Hi Louis.
Thank you for having measuring the cone. Yes, it is very hard to measure.
About the exhaust, maybe I´ll change to aftermarket silencers. Maybe it is easyer just to do that then working with the std. ones.
And... a bit more regard the rebuild of the little 3MA.
I wanted to do a bit more research that could reveal a bit more about the engine, and it´s condition.
A big question mark is the question if I would be doing more bad then good, by starting replacing parts by new...
F.exe. I´ve once changed crankseals on a bike, just because "it would probably be wise", not because there were any sign that they were bad. Result, the one ones (from yamaha, in a yamaha marked plasticbag) one was leaking within a months use...
I started the bike when it was still all together, idled OK, not too much smoke, etc.
I decided then to get the engine measured through, and then decide if I would go for a full rebuild, or if that simply was not necessary.
First of all, calibration of the instruments. When measuring 100s of a milimeter, calibration is paramount.
The micrometer was calibrated.
The bore gauge was also calibrated, using the calibrated micrometer.
That done. I started measuring the cylinders. This is very hard to measure at the places that the manual says... actually impossible. No good measurements can be taken from the top of the exhaust port, to the bottom of the transfers boost port.
Both cylinders measured, I started measuring the pistons... again, the manuals (or as I undestand it, not because I can read japanese... just by looking at the number
) 5mm from the piston skirt. Impossible on this piston because the cutout at the intake side goes higher then 5mm, so I measured at the point where the cut out stops.
Ring gap was off course also measured.
Also performed the "searchblade" test (inserted between piston and cylinder)
Next, measured the crank. It was very, very acceptable, everything!
Then, I opened the clutch side cover, to measure the clutch. Again, very good results.
Here are the cylinder/piston measurements I took:
Measured Manual
Right cylinder 56,05-56,06 56,00-56,02
Left cylinder 56,045-56,06
Right piston 55,98-55,99 55,95-55,98
Left piston 55,985-55,99
Blade test 0,5
Ring gap right
3mm from top 0,45
10mm from top 0,4
Ring gap left
3mm from top 0,5
10mm from top 0,45
After having taken the measurements, and referencing them to what the manual prescribes... I started scratching my head
Cylinders are marked C... and pistons are marked M
Both cylinders and pistons have greater measures then manual prescribes...
Then I looked, pistons are marked 2XT00, and cylinders 3MA00. From what I read here... it does not add up. I´ve read 2XT00 pistons are for the SP??? and have a lower (flater) dome at the top?
I was curious... so out I went to buy some chewing gum
Chewing gum placed 4 places in the combustion chambers squish, and pressed with the piston, to see if the squishband area was of consistent thickness. It was, so in my bike anyway 3MA00 cyls and 3MA00 head goes good with 2XT00 pistons.

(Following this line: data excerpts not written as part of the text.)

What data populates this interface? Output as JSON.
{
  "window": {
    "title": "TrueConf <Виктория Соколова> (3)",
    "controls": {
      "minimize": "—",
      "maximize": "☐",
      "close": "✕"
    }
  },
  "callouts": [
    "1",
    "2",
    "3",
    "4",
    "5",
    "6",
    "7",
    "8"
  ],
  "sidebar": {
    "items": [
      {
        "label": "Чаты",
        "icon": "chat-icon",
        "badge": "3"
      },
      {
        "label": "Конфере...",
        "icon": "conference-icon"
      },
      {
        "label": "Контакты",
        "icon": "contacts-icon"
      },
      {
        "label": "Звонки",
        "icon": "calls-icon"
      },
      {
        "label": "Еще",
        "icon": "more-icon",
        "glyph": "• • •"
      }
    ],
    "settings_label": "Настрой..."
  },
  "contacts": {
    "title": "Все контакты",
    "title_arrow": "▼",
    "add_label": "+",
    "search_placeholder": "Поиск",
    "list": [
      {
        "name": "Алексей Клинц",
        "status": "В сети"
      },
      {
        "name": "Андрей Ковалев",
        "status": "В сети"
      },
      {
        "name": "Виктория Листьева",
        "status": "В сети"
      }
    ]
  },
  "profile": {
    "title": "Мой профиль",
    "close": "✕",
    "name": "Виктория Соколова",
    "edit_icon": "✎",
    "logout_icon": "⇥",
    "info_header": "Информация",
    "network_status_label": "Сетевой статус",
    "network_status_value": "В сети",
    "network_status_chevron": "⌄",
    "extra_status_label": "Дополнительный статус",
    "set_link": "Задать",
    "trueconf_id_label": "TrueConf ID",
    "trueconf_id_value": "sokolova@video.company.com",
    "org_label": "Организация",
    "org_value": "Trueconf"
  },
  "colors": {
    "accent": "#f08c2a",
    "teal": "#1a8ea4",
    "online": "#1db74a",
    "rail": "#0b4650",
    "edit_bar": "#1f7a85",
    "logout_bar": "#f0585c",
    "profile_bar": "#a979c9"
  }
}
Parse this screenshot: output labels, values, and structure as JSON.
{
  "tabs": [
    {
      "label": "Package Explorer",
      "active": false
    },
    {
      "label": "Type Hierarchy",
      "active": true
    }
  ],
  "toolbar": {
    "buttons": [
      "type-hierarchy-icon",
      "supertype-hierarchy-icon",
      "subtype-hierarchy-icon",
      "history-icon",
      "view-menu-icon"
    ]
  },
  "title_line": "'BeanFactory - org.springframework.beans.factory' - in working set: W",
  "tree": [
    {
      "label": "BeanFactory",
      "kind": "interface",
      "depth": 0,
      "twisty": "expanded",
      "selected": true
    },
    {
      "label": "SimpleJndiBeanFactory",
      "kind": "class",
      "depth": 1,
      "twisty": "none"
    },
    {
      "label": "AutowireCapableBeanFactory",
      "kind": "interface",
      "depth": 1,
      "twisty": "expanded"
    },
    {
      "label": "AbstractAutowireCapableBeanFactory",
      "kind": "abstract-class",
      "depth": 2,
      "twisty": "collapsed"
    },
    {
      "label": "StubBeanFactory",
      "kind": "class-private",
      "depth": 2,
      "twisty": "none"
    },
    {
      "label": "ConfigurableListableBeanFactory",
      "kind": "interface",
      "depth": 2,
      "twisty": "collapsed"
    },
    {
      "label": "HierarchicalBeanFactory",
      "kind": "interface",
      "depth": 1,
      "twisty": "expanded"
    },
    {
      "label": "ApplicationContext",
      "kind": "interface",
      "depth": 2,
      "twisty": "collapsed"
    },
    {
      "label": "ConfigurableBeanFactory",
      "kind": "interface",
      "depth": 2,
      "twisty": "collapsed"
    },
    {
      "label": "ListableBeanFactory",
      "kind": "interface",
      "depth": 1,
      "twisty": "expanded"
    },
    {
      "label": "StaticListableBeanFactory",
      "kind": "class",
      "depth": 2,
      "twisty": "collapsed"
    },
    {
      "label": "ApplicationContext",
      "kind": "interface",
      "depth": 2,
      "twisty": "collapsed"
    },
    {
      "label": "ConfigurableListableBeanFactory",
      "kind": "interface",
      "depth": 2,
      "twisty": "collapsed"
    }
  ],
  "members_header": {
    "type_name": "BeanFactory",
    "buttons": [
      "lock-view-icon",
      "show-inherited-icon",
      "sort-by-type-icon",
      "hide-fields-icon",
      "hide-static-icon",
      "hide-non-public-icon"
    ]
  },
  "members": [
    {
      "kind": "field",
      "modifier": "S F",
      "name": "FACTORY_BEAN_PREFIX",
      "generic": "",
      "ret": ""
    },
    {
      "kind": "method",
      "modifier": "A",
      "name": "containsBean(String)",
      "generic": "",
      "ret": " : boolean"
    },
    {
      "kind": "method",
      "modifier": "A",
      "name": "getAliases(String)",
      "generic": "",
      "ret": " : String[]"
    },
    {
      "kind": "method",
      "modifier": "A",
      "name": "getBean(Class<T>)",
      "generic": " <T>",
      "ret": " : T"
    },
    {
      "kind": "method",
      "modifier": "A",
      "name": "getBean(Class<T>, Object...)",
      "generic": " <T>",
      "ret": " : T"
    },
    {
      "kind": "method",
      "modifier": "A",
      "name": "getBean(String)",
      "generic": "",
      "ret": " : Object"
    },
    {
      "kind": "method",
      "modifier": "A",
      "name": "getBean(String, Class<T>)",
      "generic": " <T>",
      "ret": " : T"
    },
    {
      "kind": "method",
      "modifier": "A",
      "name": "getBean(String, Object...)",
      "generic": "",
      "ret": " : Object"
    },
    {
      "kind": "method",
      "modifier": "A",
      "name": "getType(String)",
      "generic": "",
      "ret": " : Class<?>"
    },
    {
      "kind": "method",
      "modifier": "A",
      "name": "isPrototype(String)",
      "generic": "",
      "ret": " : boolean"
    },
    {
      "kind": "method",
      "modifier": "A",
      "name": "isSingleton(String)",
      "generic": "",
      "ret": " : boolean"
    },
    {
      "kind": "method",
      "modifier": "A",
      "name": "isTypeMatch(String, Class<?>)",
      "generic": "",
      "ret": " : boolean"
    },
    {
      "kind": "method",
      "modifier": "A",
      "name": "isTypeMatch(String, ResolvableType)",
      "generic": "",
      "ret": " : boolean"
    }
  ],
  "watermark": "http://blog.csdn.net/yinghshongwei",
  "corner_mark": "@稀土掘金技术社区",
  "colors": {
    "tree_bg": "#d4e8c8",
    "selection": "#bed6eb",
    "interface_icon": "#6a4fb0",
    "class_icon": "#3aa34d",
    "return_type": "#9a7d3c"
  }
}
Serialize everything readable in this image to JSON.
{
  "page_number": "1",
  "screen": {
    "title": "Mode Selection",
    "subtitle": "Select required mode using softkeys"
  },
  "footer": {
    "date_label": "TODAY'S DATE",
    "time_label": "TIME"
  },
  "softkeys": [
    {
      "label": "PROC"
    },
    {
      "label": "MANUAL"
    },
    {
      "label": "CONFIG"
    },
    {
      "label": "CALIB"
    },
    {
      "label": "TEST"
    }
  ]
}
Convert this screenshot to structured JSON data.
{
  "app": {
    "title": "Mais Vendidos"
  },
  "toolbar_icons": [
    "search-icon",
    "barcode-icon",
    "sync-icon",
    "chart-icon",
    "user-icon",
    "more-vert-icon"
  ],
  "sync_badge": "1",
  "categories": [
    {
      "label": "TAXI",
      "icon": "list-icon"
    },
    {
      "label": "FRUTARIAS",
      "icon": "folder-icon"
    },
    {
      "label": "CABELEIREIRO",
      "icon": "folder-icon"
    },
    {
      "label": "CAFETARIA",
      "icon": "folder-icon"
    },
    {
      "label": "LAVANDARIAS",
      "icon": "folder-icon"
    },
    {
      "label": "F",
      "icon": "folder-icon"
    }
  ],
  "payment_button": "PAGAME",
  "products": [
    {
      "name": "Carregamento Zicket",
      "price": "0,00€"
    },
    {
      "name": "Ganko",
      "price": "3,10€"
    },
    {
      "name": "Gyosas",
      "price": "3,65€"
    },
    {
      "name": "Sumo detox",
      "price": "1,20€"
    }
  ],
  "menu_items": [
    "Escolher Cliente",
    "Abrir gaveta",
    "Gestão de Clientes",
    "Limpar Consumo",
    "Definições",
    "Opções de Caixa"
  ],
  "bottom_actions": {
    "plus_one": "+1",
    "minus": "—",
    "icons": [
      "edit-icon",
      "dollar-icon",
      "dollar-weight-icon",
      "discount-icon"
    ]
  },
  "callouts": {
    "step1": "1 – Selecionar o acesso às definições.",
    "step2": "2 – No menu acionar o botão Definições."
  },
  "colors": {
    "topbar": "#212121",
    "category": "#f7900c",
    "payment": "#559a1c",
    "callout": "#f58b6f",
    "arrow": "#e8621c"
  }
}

This also meant that I could not use the measurements from the 3MA00 manual as reference.
I ended up with the folowing results for bore/piston clearence.
Both left and Right side - Max. clearence 0,07mm Min. clearence 0,06mm
Maybe this would not be acceptable for a 56mm piston,
BUT when taken into consideration that measurement of the piston should have been taken at a place 5mm lower, I think these results are very good.
Both pistons and rings will be used again.
On to the measurements I took on the crank. Again, very good. See picture below.
And last, but not least, I measured the clutch.
Well within specifications.
1st friction plate - 3,6mm - manual says (or at least what I can interprete) 3,4-3,6
Rest - 3-3,05mm manual 2,9-3,1
Springs - 39,7-39,9 manual 38,1-40,1
So... IMO, very good results all the way. This engine has very little fatige, wich corrobarates the kms shown on the tacho.
I will put the engine together again, with new gaskets, but will not change parts. That would be in my opinion a waiste of both money and good OEM parts. And I would be trading OEM parts in good condition for non OEM aftermarket parts.
I gave the parts I had out, a good clean up, pistons, clutch plates, oilpump net, etc etc, and when the new gasket set comes, I´ll close the engine again.
An interesting thing I noticed. The oilpump gear is the one that spins the gear for the gearbox oil pump. Do you guys have a trick to how to run the gearbox oil pump while removing the 2stroke oil pump?
And, last but not least, "
if you don´t have pictures, it never happened." Isn´t that what they say?
Unfortunatly my phones bat when out and I didn´t take as many as I would like to have done.